Vestirsi è diventato un rito più dimesso e misurato. Siamo entrate nell’ordine di idee di eliminare orpelli eccessivi e pezzi superflui, di sperimentare mises alternative e tessuti green per essere più comode, più intonate all’ambiente, più riconoscibili negli specchi e negli spazi domestici. Poi forse, trascorsa la tentazione iniziale di sostituire le rigidità di una giacca strutturata e di un pantalone aderente con una tuta, una felpa oversize un po’ délabrée, dei leggings elasticizzati, ci siamo ricordate che non vestiamo solo per coprirci, ma anche per affermarci, differenziarci, dire qualcosa di noi, sentirci sicure nelle relazioni con gli altri. Per piacerci e dare una dignità al corpo vestito, anche nel rispetto di quei pochi che incontriamo (“Mi sono fatto bello per andare bello da un bello”: Simposio di Platone, Socrate che va a cena da Agatone). Abbiamo cercato di trovare un giusto equilibrio tra il fatto di esporci e quello di mantenere, ognuna a suo modo, il proprio stile personale in una situazione così differente dal “prima”.
Le rare proposte stilistiche degli ultimi mesi hanno puntato l’attenzione su linee fluide e morbide e su nuances vitaminiche o rilassanti, stuzzicando la nostra voglia di acquistare -rigorosamente online- qualche piccola cosa da aggiungere al nostro armadio, povero non di capi ma di slanci energetici.

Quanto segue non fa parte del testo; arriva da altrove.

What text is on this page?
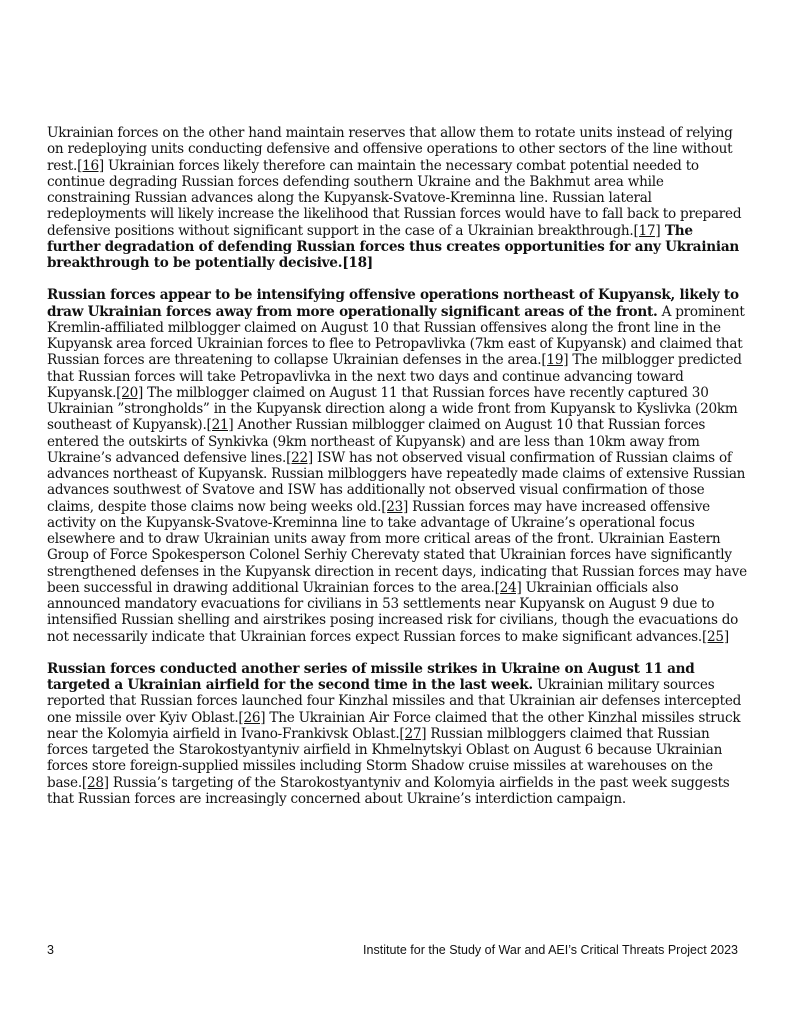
Ukrainian forces on the other hand maintain reserves that allow them to rotate units instead of relying on redeploying units conducting defensive and offensive operations to other sectors of the line without rest.[16] Ukrainian forces likely therefore can maintain the necessary combat potential needed to continue degrading Russian forces defending southern Ukraine and the Bakhmut area while constraining Russian advances along the Kupyansk-Svatove-Kreminna line. Russian lateral redeployments will likely increase the likelihood that Russian forces would have to fall back to prepared defensive positions without significant support in the case of a Ukrainian breakthrough.[17] The further degradation of defending Russian forces thus creates opportunities for any Ukrainian breakthrough to be potentially decisive.[18]

Russian forces appear to be intensifying offensive operations northeast of Kupyansk, likely to draw Ukrainian forces away from more operationally significant areas of the front. A prominent Kremlin-affiliated milblogger claimed on August 10 that Russian offensives along the front line in the Kupyansk area forced Ukrainian forces to flee to Petropavlivka (7km east of Kupyansk) and claimed that Russian forces are threatening to collapse Ukrainian defenses in the area.[19] The milblogger predicted that Russian forces will take Petropavlivka in the next two days and continue advancing toward Kupyansk.[20] The milblogger claimed on August 11 that Russian forces have recently captured 30 Ukrainian ”strongholds” in the Kupyansk direction along a wide front from Kupyansk to Kyslivka (20km southeast of Kupyansk).[21] Another Russian milblogger claimed on August 10 that Russian forces entered the outskirts of Synkivka (9km northeast of Kupyansk) and are less than 10km away from Ukraine’s advanced defensive lines.[22] ISW has not observed visual confirmation of Russian claims of advances northeast of Kupyansk. Russian milbloggers have repeatedly made claims of extensive Russian advances southwest of Svatove and ISW has additionally not observed visual confirmation of those claims, despite those claims now being weeks old.[23] Russian forces may have increased offensive activity on the Kupyansk-Svatove-Kreminna line to take advantage of Ukraine’s operational focus elsewhere and to draw Ukrainian units away from more critical areas of the front. Ukrainian Eastern Group of Force Spokesperson Colonel Serhiy Cherevaty stated that Ukrainian forces have significantly strengthened defenses in the Kupyansk direction in recent days, indicating that Russian forces may have been successful in drawing additional Ukrainian forces to the area.[24] Ukrainian officials also announced mandatory evacuations for civilians in 53 settlements near Kupyansk on August 9 due to intensified Russian shelling and airstrikes posing increased risk for civilians, though the evacuations do not necessarily indicate that Ukrainian forces expect Russian forces to make significant advances.[25]

Russian forces conducted another series of missile strikes in Ukraine on August 11 and targeted a Ukrainian airfield for the second time in the last week. Ukrainian military sources reported that Russian forces launched four Kinzhal missiles and that Ukrainian air defenses intercepted one missile over Kyiv Oblast.[26] The Ukrainian Air Force claimed that the other Kinzhal missiles struck near the Kolomyia airfield in Ivano-Frankivsk Oblast.[27] Russian milbloggers claimed that Russian forces targeted the Starokostyantyniv airfield in Khmelnytskyi Oblast on August 6 because Ukrainian forces store foreign-supplied missiles including Storm Shadow cruise missiles at warehouses on the base.[28] Russia’s targeting of the Starokostyantyniv and Kolomyia airfields in the past week suggests that Russian forces are increasingly concerned about Ukraine’s interdiction campaign.

3	Institute for the Study of War and AEI’s Critical Threats Project 2023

Camicie bianche dal collo importante e costruito, maglie cocoon che sostituiscono gli abbracci, pantaloni di linea sciolta, sciarpe avvolgenti che danno un'idea di calore e tenerezza. Sotto la scrivania durante call e videochiamate ovviamente niente tacchi, friulane e venexiane di velluto di seta, pantofoline confortevoli e belle da guardare; mascherine estrose nelle rare uscite in alternativa alle "fredde" chirurgiche; un po' di trucco e parrucco fai da te contro il pallore spaurito.
Gli accessori, per finire, quelli che i futuristi chiamavano “i modificanti”, avendo la capacità di trasformare la base su cui appoggiano rifrescandone l'aspetto. Orecchini pendenti che movimentano le espressioni del viso, collane lucenti o in materiali poveri e naturali (lana, rafia, corda, eccetera), cerchietti che tengono in ordine una capigliatura che ha perso forma, anelli voluminosi che evidenziano il movimento delle mani davanti alla videocamera, spille ripescate dai vecchi cassetti per dare luce ai pullover che raccontano la nostra personalità "dimezzata" dall'inquadratura.
La bellezza forse potrà salvare il mondo e orientarci nella "ricostruzione": certamente salva il nostro umore e la nostra capacità di resistere alla prova.
Torna alla mente quella meravigliosa poesia di Emily Dickinson dedicata al cambio di passo tra l’estate e l’autunno, quando la nostalgia del passato luminoso riesce a trasformarsi in una rinnovata positività, proprio a partire da un piccolo dettaglio, un accessorio che tiene insieme quello che è stato con ciò che deve arrivare.
“Sono più miti le mattine
e più scure diventano le noci
e le bacche hanno un viso più
rotondo.
La rosa non è più nella città.
L’acero indossa una sciarpa più
gaia.
La campagna una gonna
scarlatta.
Ed anch’io, per non essere antiquata,
mi metterò un gioiello”
Ora ci tocca l’inverno, ancora nel pieno del suo crudo, e gelido, e pandemico habitus.
Ma -ancora parole d’autore-
“Potranno recidere tutti i fiori ma non potranno fermare la primavera.”